Más de 1,45 millones de coches usados vendidos en 2026
Entre enero y agosto, España contabilizó 1.452.851 turismos y todoterrenos de ocasión, un 2,8% más que durante el mismo periodo de 2025. No estamos, pues, ante un mercado residual condenado a desaparecer bajo la avalancha del vehículo nuevo. Al contrario: la segunda mano mueve un volumen enorme y condiciona directamente la velocidad con la que se renueva el parque español.
Ese volumen ayuda también a entender por qué las transformaciones parecen lentas. Las matriculaciones nuevas pueden modificar su reparto tecnológico con relativa rapidez; el parque usado arrastra millones de coches comprados en otras épocas. La electrificación entra por arriba y tarda años en filtrarse hacia abajo.
El viejo diésel sigue pasando de un conductor a otro. Un coche de cuatro años se convierte en uno de ocho, después en uno de doce y quizá termine vendido entre particulares con quince o diecisiete años. Es una larga cadena de segundas vidas que ningún cambio de tendencia en las matriculaciones nuevas puede borrar de golpe.
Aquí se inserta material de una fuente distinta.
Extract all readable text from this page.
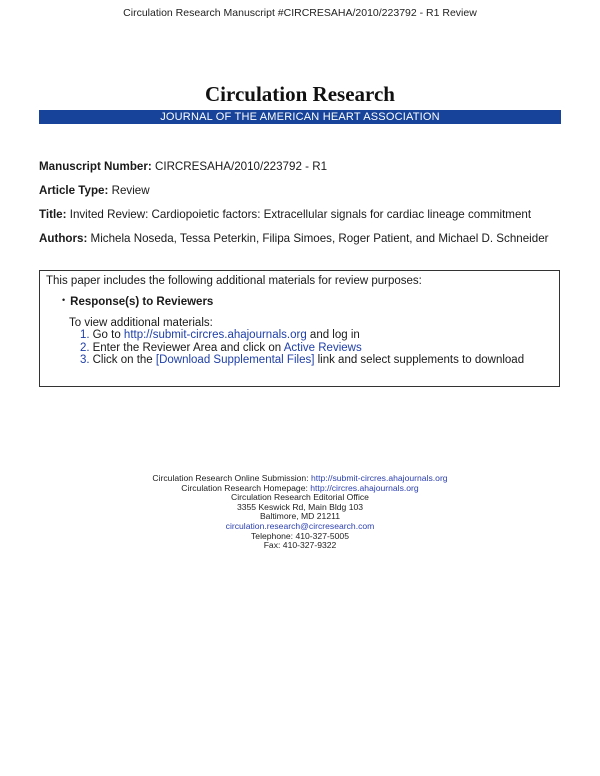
Circulation Research Manuscript #CIRCRESAHA/2010/223792 - R1 Review
Circulation Research
JOURNAL OF THE AMERICAN HEART ASSOCIATION
Manuscript Number: CIRCRESAHA/2010/223792 - R1
Article Type: Review
Title: Invited Review: Cardiopoietic factors: Extracellular signals for cardiac lineage commitment
Authors: Michela Noseda, Tessa Peterkin, Filipa Simoes, Roger Patient, and Michael D. Schneider
This paper includes the following additional materials for review purposes:
• Response(s) to Reviewers
To view additional materials:
1. Go to http://submit-circres.ahajournals.org and log in
2. Enter the Reviewer Area and click on Active Reviews
3. Click on the [Download Supplemental Files] link and select supplements to download
Circulation Research Online Submission: http://submit-circres.ahajournals.org
Circulation Research Homepage: http://circres.ahajournals.org
Circulation Research Editorial Office
3355 Keswick Rd, Main Bldg 103
Baltimore, MD 21211
circulation.research@circresearch.com
Telephone: 410-327-5005
Fax: 410-327-9322
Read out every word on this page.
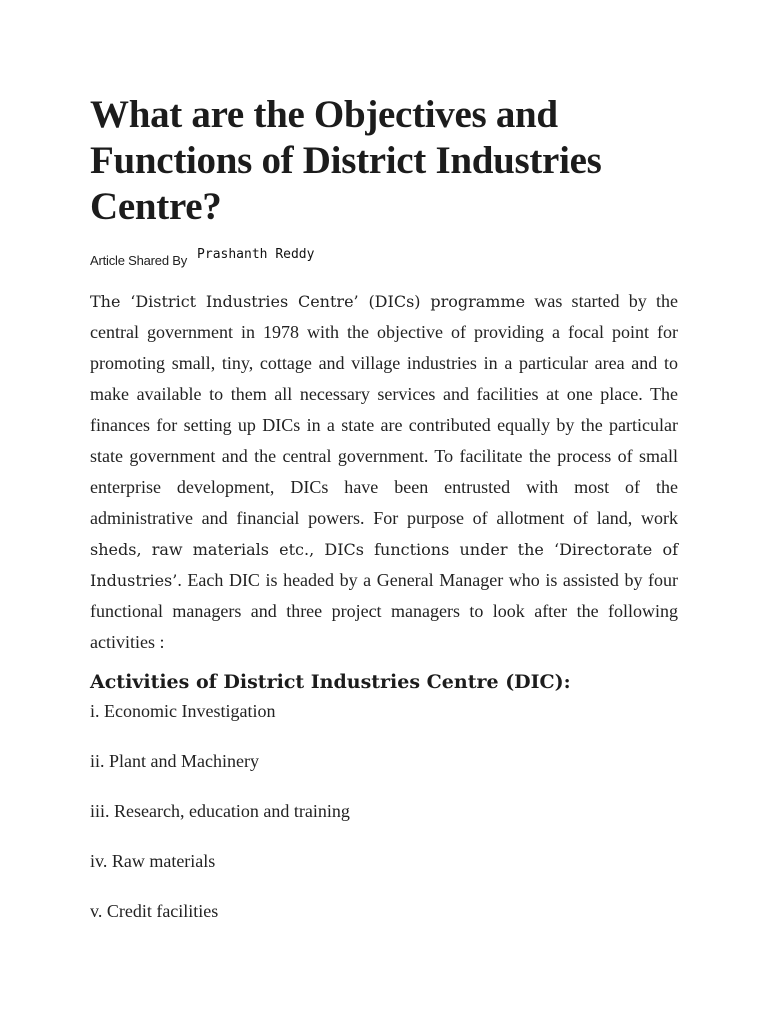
What are the Objectives and Functions of District Industries Centre?
Article Shared By Prashanth Reddy

The ‘District Industries Centre’ (DICs) programme was started by the central government in 1978 with the objective of providing a focal point for promoting small, tiny, cottage and village industries in a particular area and to make available to them all necessary services and facilities at one place. The finances for setting up DICs in a state are contributed equally by the particular state government and the central government. To facilitate the process of small enterprise development, DICs have been entrusted with most of the administrative and financial powers. For purpose of allotment of land, work sheds, raw materials etc., DICs functions under the ‘Directorate of Industries’. Each DIC is headed by a General Manager who is assisted by four functional managers and three project managers to look after the following activities :

Activities of District Industries Centre (DIC):
i. Economic Investigation
ii. Plant and Machinery
iii. Research, education and training
iv. Raw materials
v. Credit facilities
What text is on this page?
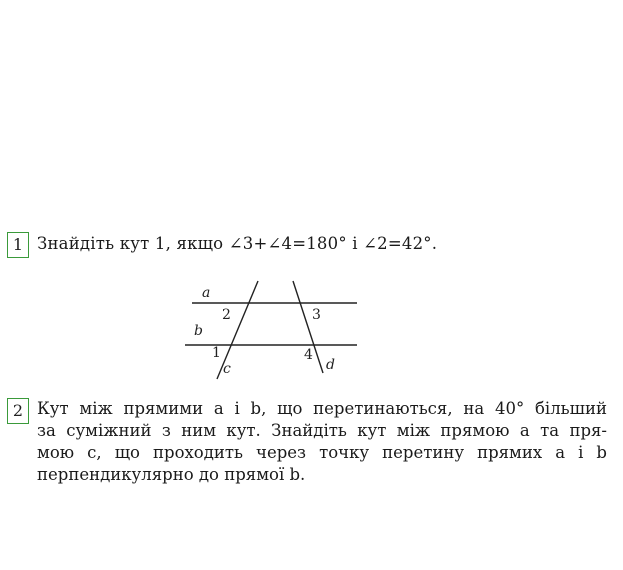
1 Знайдіть кут 1, якщо ∠3+∠4=180° і ∠2=42°.
a
b
c	d
1
2	3
4
2 Кут між прямими a і b, що перетинаються, на 40° більший
за суміжний з ним кут. Знайдіть кут між прямою a та пря-
мою c, що проходить через точку перетину прямих a і b
перпендикулярно до прямої b.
El diésel pierde terreno, pero su herencia pesa toneladas
El 48% registrado en agosto no significa que España esté redescubriendo las virtudes del motor diésel. Los datos dicen justamente lo contrario: su cuota se erosiona y sus ventas acumuladas retroceden. Lo extraordinario es la lentitud del proceso.
Mientras los eléctricos e híbridos enchufables avanzan con fuerza desde cifras pequeñas, millones de coches de combustión continúan formando la materia prima del mercado de ocasión. Y sobre todo los más antiguos. De ahí esa escena aparentemente contradictoria de 2026: concesionarios llenos de electrificados nuevos y un mercado de segunda mano donde casi uno de cada dos coches vendidos todavía funciona con gasóleo.
El cambio está llegando, pero el parque automóvil se mueve como un transatlántico, no como una bicicleta. Y 155.532 coches usados vendidos solo en agosto recuerdan el tamaño del barco.